# World Record Asian Carp...



## G3_Guy (May 10, 2008)

Check out this video about a 96lb Asian Carp caught with a bow & arrow.

https://cosmos.bcst.yahoo.com/up/player/popup/index.php?cl=7749864


----------



## jkbirocz (May 10, 2008)

That thing is a monster. Could not have been that hard of a shot, or a fight for that matter. 96lb carp versus a 250lb+ man. That guy was pretty impatient, I fight 15lb carp for longer than 10 mins...and I never enter the water to wrassle it. That is a massive fish though, he should get it mounted :roll: 

How will the record be stated, 92lb carp shot and wrassled to the bank?

I think that fish deserves the record, not the man. It was much harder for the fish to get that big than it was for the man.


----------



## Zman (May 10, 2008)

:shock: 

That's a beast!


----------



## Quackrstackr (May 10, 2008)

Only slightly larger than my biggest gar shot today. :lol: 

That's a hoss... and an invasive species hoss that should be removed from the river.

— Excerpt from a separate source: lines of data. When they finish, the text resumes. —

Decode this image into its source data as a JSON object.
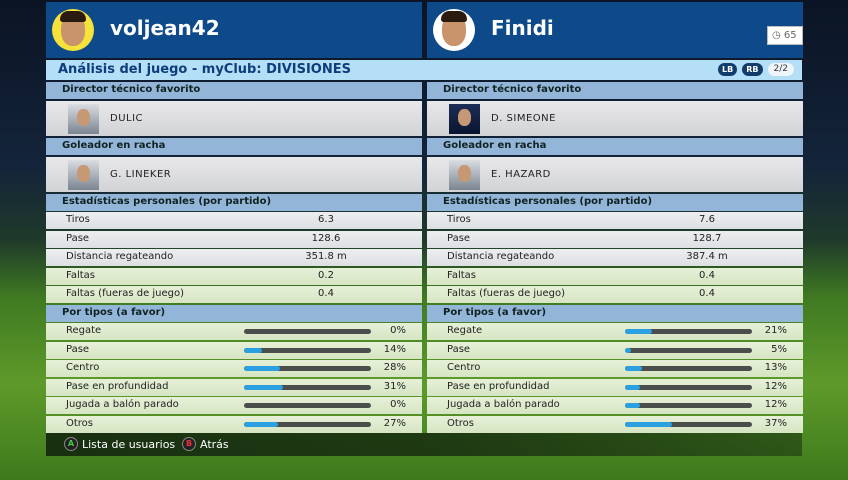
{
  "title": "Análisis del juego - myClub: DIVISIONES",
  "nav": {
    "lb": "LB",
    "rb": "RB",
    "page": "2/2"
  },
  "timer": "65",
  "sections": {
    "manager": "Director técnico favorito",
    "scorer": "Goleador en racha",
    "stats": "Estadísticas personales (por partido)",
    "types": "Por tipos (a favor)"
  },
  "colors": {
    "header": "#0e4a8a",
    "accent_bar": "#2aa0e0"
  },
  "players": [
    {
      "name": "voljean42",
      "avatar_bg": "#f5e23a",
      "manager": "DULIC",
      "scorer": "G. LINEKER",
      "stats": [
        {
          "label": "Tiros",
          "value": "6.3"
        },
        {
          "label": "Pase",
          "value": "128.6"
        },
        {
          "label": "Distancia regateando",
          "value": "351.8 m"
        },
        {
          "label": "Faltas",
          "value": "0.2"
        },
        {
          "label": "Faltas (fueras de juego)",
          "value": "0.4"
        }
      ],
      "types": [
        {
          "label": "Regate",
          "pct": "0%",
          "value": 0
        },
        {
          "label": "Pase",
          "pct": "14%",
          "value": 14
        },
        {
          "label": "Centro",
          "pct": "28%",
          "value": 28
        },
        {
          "label": "Pase en profundidad",
          "pct": "31%",
          "value": 31
        },
        {
          "label": "Jugada a balón parado",
          "pct": "0%",
          "value": 0
        },
        {
          "label": "Otros",
          "pct": "27%",
          "value": 27
        }
      ]
    },
    {
      "name": "Finidi",
      "avatar_bg": "#ffffff",
      "manager": "D. SIMEONE",
      "scorer": "E. HAZARD",
      "stats": [
        {
          "label": "Tiros",
          "value": "7.6"
        },
        {
          "label": "Pase",
          "value": "128.7"
        },
        {
          "label": "Distancia regateando",
          "value": "387.4 m"
        },
        {
          "label": "Faltas",
          "value": "0.4"
        },
        {
          "label": "Faltas (fueras de juego)",
          "value": "0.4"
        }
      ],
      "types": [
        {
          "label": "Regate",
          "pct": "21%",
          "value": 21
        },
        {
          "label": "Pase",
          "pct": "5%",
          "value": 5
        },
        {
          "label": "Centro",
          "pct": "13%",
          "value": 13
        },
        {
          "label": "Pase en profundidad",
          "pct": "12%",
          "value": 12
        },
        {
          "label": "Jugada a balón parado",
          "pct": "12%",
          "value": 12
        },
        {
          "label": "Otros",
          "pct": "37%",
          "value": 37
        }
      ]
    }
  ],
  "footer": {
    "a_key": "A",
    "a_label": "Lista de usuarios",
    "b_key": "B",
    "b_label": "Atrás"
  }
}
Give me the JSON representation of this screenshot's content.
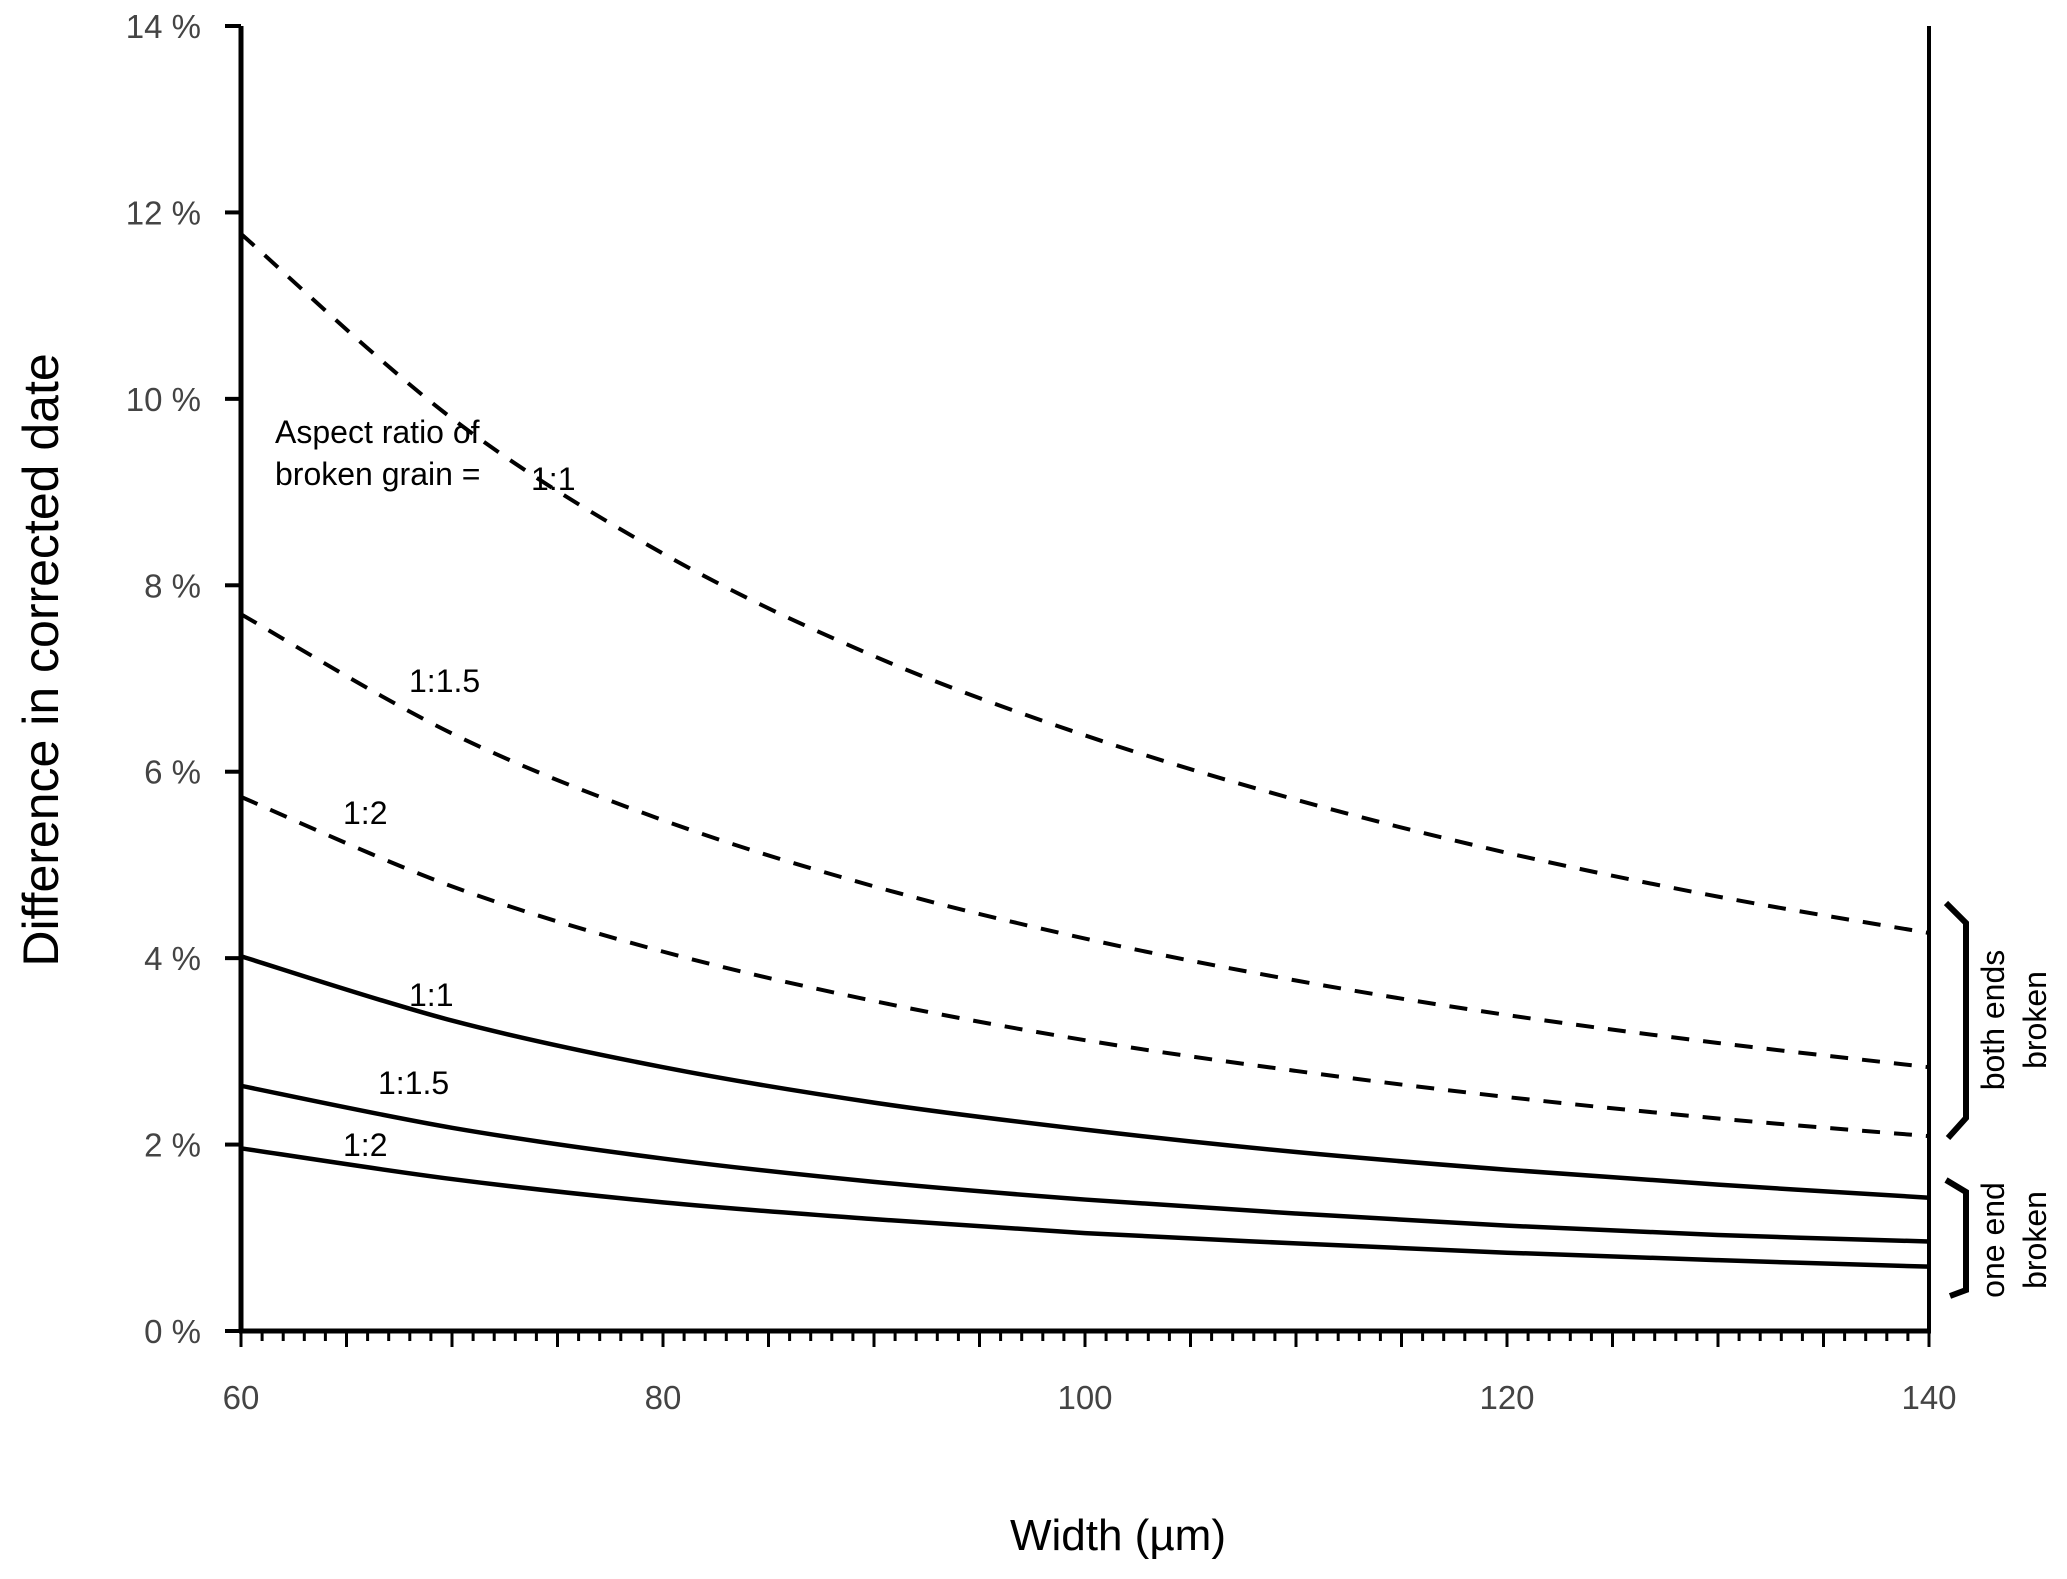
{
  "chart_data": {
    "type": "line",
    "title": "",
    "xlabel": "Width (µm)",
    "ylabel": "Difference in corrected date",
    "xlim": [
      60,
      140
    ],
    "ylim": [
      0,
      14
    ],
    "x_ticks": [
      60,
      80,
      100,
      120,
      140
    ],
    "x_tick_labels": [
      "60",
      "80",
      "100",
      "120",
      "140"
    ],
    "y_ticks": [
      0,
      2,
      4,
      6,
      8,
      10,
      12,
      14
    ],
    "y_tick_labels": [
      "0 %",
      "2 %",
      "4 %",
      "6 %",
      "8 %",
      "10 %",
      "12 %",
      "14 %"
    ],
    "grid": false,
    "x": [
      60,
      70,
      80,
      90,
      100,
      110,
      120,
      130,
      140
    ],
    "series": [
      {
        "name": "both ends broken 1:1",
        "group": "both ends broken",
        "style": "dashed",
        "label": "1:1",
        "values": [
          11.77,
          9.79,
          8.34,
          7.24,
          6.39,
          5.7,
          5.13,
          4.66,
          4.27
        ]
      },
      {
        "name": "both ends broken 1:1.5",
        "group": "both ends broken",
        "style": "dashed",
        "label": "1:1.5",
        "values": [
          7.69,
          6.41,
          5.48,
          4.77,
          4.21,
          3.76,
          3.39,
          3.09,
          2.83
        ]
      },
      {
        "name": "both ends broken 1:2",
        "group": "both ends broken",
        "style": "dashed",
        "label": "1:2",
        "values": [
          5.73,
          4.77,
          4.07,
          3.54,
          3.12,
          2.79,
          2.51,
          2.28,
          2.09
        ]
      },
      {
        "name": "one end broken 1:1",
        "group": "one end broken",
        "style": "solid",
        "label": "1:1",
        "values": [
          4.02,
          3.33,
          2.83,
          2.45,
          2.16,
          1.92,
          1.73,
          1.57,
          1.43
        ]
      },
      {
        "name": "one end broken 1:1.5",
        "group": "one end broken",
        "style": "solid",
        "label": "1:1.5",
        "values": [
          2.63,
          2.18,
          1.85,
          1.6,
          1.41,
          1.26,
          1.13,
          1.03,
          0.96
        ]
      },
      {
        "name": "one end broken 1:2",
        "group": "one end broken",
        "style": "solid",
        "label": "1:2",
        "values": [
          1.96,
          1.63,
          1.38,
          1.2,
          1.05,
          0.94,
          0.84,
          0.76,
          0.69
        ]
      }
    ],
    "annotations": {
      "aspect_line1": "Aspect ratio of",
      "aspect_line2": "broken grain =",
      "both_ends_line1": "both ends",
      "both_ends_line2": "broken",
      "one_end_line1": "one end",
      "one_end_line2": "broken"
    }
  }
}
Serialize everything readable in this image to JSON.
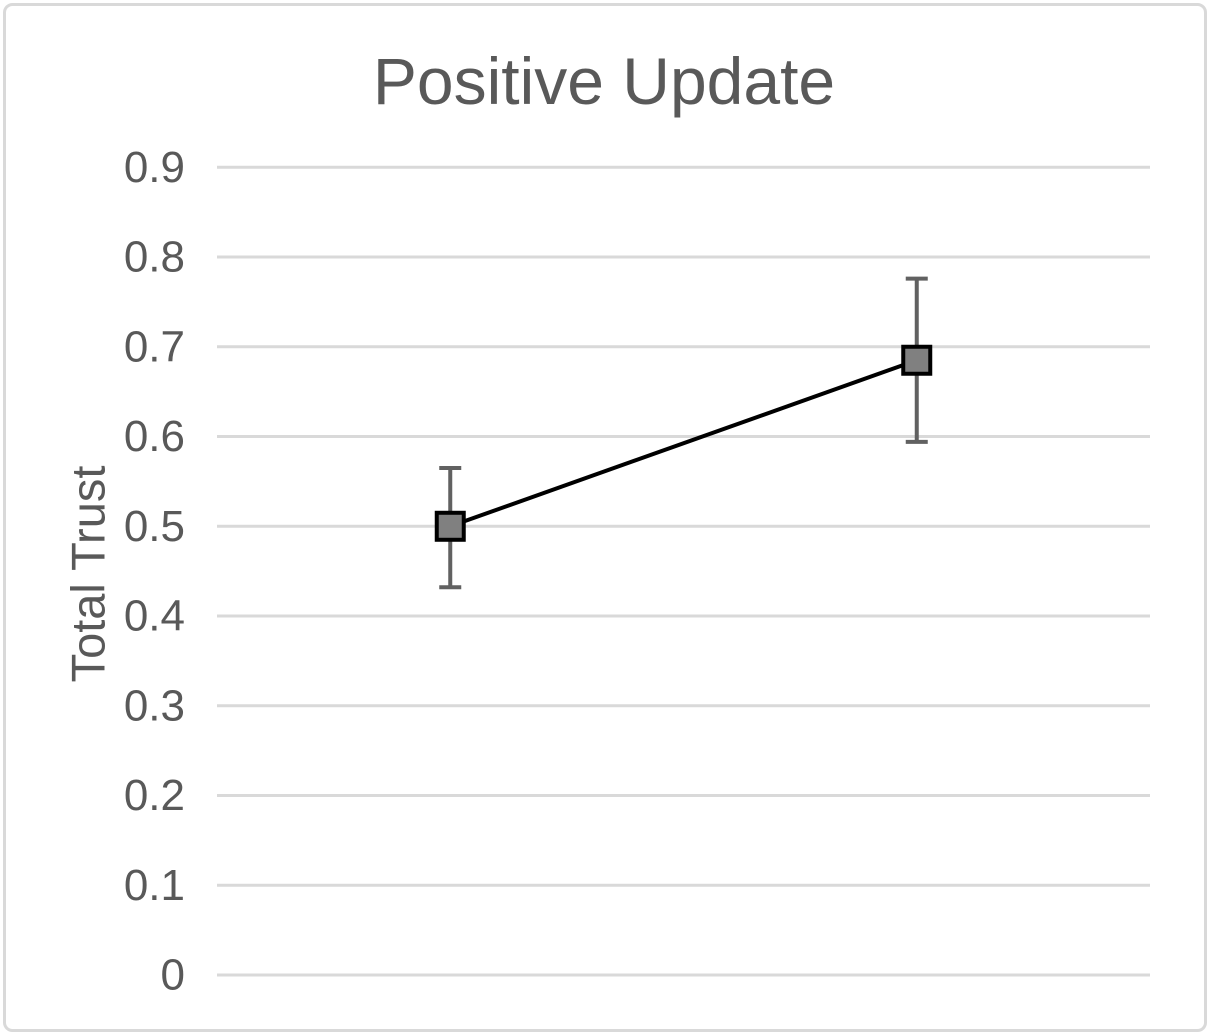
{
  "chart_data": {
    "type": "line",
    "title": "Positive Update",
    "ylabel": "Total Trust",
    "xlabel": "",
    "ylim": [
      0,
      0.9
    ],
    "grid": true,
    "legend": "none",
    "ytick_values": [
      0.9,
      0.8,
      0.7,
      0.6,
      0.5,
      0.4,
      0.3,
      0.2,
      0.1,
      0
    ],
    "ytick_labels": [
      "0.9",
      "0.8",
      "0.7",
      "0.6",
      "0.5",
      "0.4",
      "0.3",
      "0.2",
      "0.1",
      "0"
    ],
    "x_tick_labels": [],
    "series": [
      {
        "values": [
          0.5,
          0.685
        ],
        "error_low": [
          0.432,
          0.594
        ],
        "error_high": [
          0.565,
          0.776
        ]
      }
    ]
  },
  "colors": {
    "background": "#ffffff",
    "frame_border": "#d9d9d9",
    "title_text": "#595959",
    "tick_text": "#595959",
    "axis_title_text": "#595959",
    "gridline": "#d9d9d9",
    "series_line": "#000000",
    "marker_fill": "#808080",
    "marker_border": "#000000",
    "error_bar": "#616161"
  }
}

I can already tell that I'm going to have a ball posting pics of dead critters on here this fall. :twisted:


----------



## Jim (May 10, 2008)

Quackrstackr said:


> I can already tell that I'm going to have a ball posting pics of dead critters on here this fall. :twisted:



:shock: 


I'm hoping I Kill a Deer this year!


----------



## Quackrstackr (May 10, 2008)

Jim said:


> :shock:
> 
> 
> I'm hoping I Kill a Deer this year!



Come to western KY. You'll probably run over one of the things in the truck before you can get to your deer stand. :shock:


----------



## Waterwings (May 11, 2008)

> I think that fish deserves the record, not the man. It was much harder for the fish to get that big than it was for the man.



Lol, you've got a point there, lol! :lol:


----------



## BLK fisher (May 11, 2008)

WOW on that fish.


----------